What comes next? That's up to the ems; we cannot imagine what they
will accomplish or choose to do in those subjective millennia or millions
What about humans? The economics of the emergence of an em society
will be interesting. Initially, humans will own everything, but as
the em society takes off and begins to run at least a thousand times
faster than humans, with a population in the trillions, it can be
expected to create wealth at a rate never before experienced. The
economic doubling time of industrial civilisation is about 15 years.
In an em society, the doubling time will be just 18 months and
potentially much faster. In such a situation, the vast majority of
wealth will be within the em world, and humans will be unable to
compete. Humans will essentially be retirees, with their needs and
wants easily funded from the proceeds of their investments in
initially creating the world the ems inhabit. One might worry about
the ems turning upon the humans and choosing to dispense with them
but, as the author notes, industrial societies have not done this with
their own retirees, despite the financial burden of supporting them,
which is far greater than will be the case for ems supporting human
The economics of the age of em will be unusual. The fact that an em,
in the prime of life, can be copied at almost no cost will mean that
the supply of labour, even the most skilled and specialised, will be
essentially unlimited. This will drive the compensation for labour
down to near the subsistence level, where subsistence is defined as
the resources needed to run the em. Since it costs no more to create
a copy of a CEO or computer technology research scientist than a
janitor, there will be a great flattening of pay scales, all settling
near subsistence. But since most ems will live mostly in virtual
reality, subsistence need not mean penury: most of their needs and
wants will not be physical, and will cost little or nothing to
provide. Wouldn't it be ironic if the much-feared “robot
revolution” ended up solving the problem of “income
inequality”? Ems may have a limited useful
lifetime to the extent they inherit the human characteristic of the
brain having greatest plasticity in youth and becoming
increasingly fixed in its ways with age, and consequently less able to
innovate and be creative. The author explores how ems may view death
(which for an em means being archived and never re-instantiated) when
there are myriad other copies in existence and new ones being spawned
all the time, and how ems may choose to retire at very low speed and
resource requirements and watch the future play out a thousand times
or faster than a human can.
This is a challenging and often disturbing look at a possible future
which, strange as it may seem, violates no known law of science and
toward which several areas of research are converging today. The book
is simultaneously breathtaking and tedious. The author tries to work
out every aspect of em society: the structure of cities,
economics, law, social structure, love, trust, governance, religion,
customs, and more. Much of this strikes me as highly speculative,
especially since we don't know anything about the actual experience of
living as an em or how we will make the transition from our present
society to one dominated by ems. The author is inordinately fond of
enumerations. Consider this one from chapter 27.

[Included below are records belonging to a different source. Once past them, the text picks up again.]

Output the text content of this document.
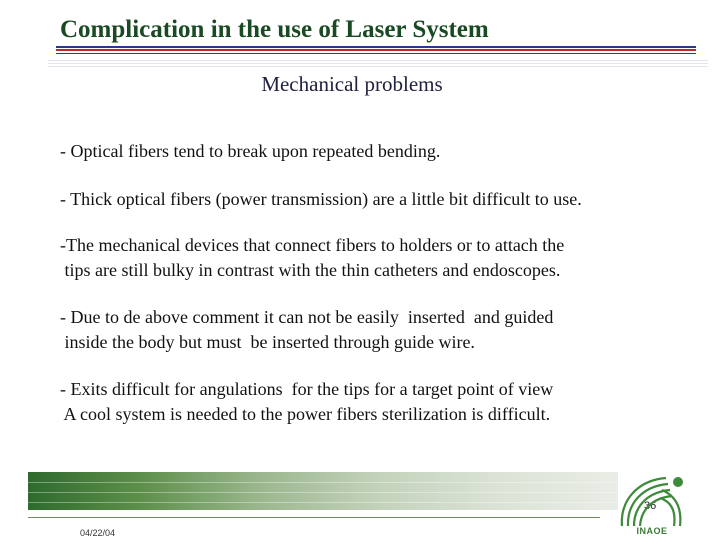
Complication in the use of Laser System
Mechanical problems
- Optical fibers tend to break upon repeated bending.
- Thick optical fibers (power transmission) are a little bit difficult to use.
-The mechanical devices that connect fibers to holders or to attach the
tips are still bulky in contrast with the thin catheters and endoscopes.
- Due to de above comment it can not be easily  inserted  and guided
inside the body but must  be inserted through guide wire.
- Exits difficult for angulations  for the tips for a target point of view
A cool system is needed to the power fibers sterilization is difficult.
36
04/22/04	INAOE
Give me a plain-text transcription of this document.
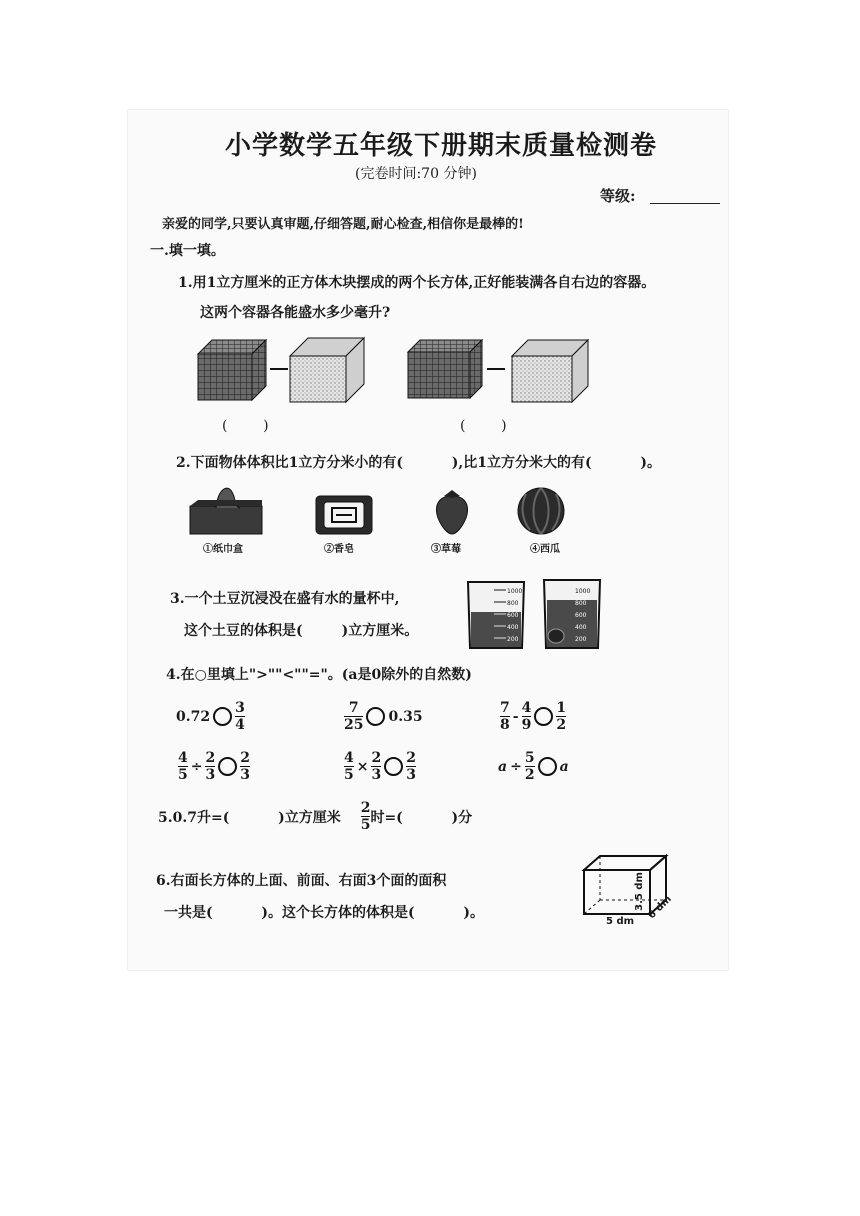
小学数学五年级下册期末质量检测卷
(完卷时间:70 分钟)
等级:
亲爱的同学,只要认真审题,仔细答题,耐心检查,相信你是最棒的!
一.填一填。
1.用1立方厘米的正方体木块摆成的两个长方体,正好能装满各自右边的容器。
这两个容器各能盛水多少毫升?
(        )	(        )
2.下面物体体积比1立方分米小的有(          ),比1立方分米大的有(          )。
①纸巾盒	②香皂	③草莓	④西瓜
3.一个土豆沉浸没在盛有水的量杯中,
这个土豆的体积是(        )立方厘米。
1000
800
600
400
200
1000
800
600
400
200
4.在○里填上">""<""="。(a是0除外的自然数)
$0.72 \frac{3}{4}$	$\frac{7}{25} 0.35$	$\frac{7}{8} - \frac{4}{9} \frac{1}{2}$
$\frac{4}{5} \div \frac{2}{3} \frac{2}{3}$	$\frac{4}{5} \times \frac{2}{3} \frac{2}{3}$	$a \div \frac{5}{2}$ a
5.0.7升=(          )立方厘米 $\frac{2}{5}$ 时=(          )分
6.右面长方体的上面、前面、右面3个面的面积
一共是(          )。这个长方体的体积是(          )。
5 dm
3.5 dm 6 dm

These include beliefs, memories, plans, names, property, cooperation, coalitions, reciprocity, revenge, gifts, socialization, roles, relations, self-control, dominance, submission, norms, morals, status, shame, division of labor, trade, law, governance, war, language, lies, gossip, showing off, signaling loyalty, self-deception, in-group bias, and meta-reasoning.But for all its strangeness, the book amply rewards the effort you'll invest in reading it. It limns a world as different from our own as any portrayed in science fiction, yet one which is a plausible future that may come to pass in the next century, and is entirely consistent with what we know of science. It raises deep questions of philosophy, what it means to be human, and what kind of future we wish for our species and its successors. No technical knowledge of computer science, neurobiology, nor the origins of intelligence and consciousness is assumed; just a willingness to accept the premise that whatever these things may be, they are independent of the physical substrate upon which they are implemented.
Friday, August 26, 2016
Reading List: Ctrl Alt Revolt!
- Cole, Nick. Ctrl Alt Revolt! Kouvola, Finland: Castalia House, 2016. ISBN 978-9-52706-584-6.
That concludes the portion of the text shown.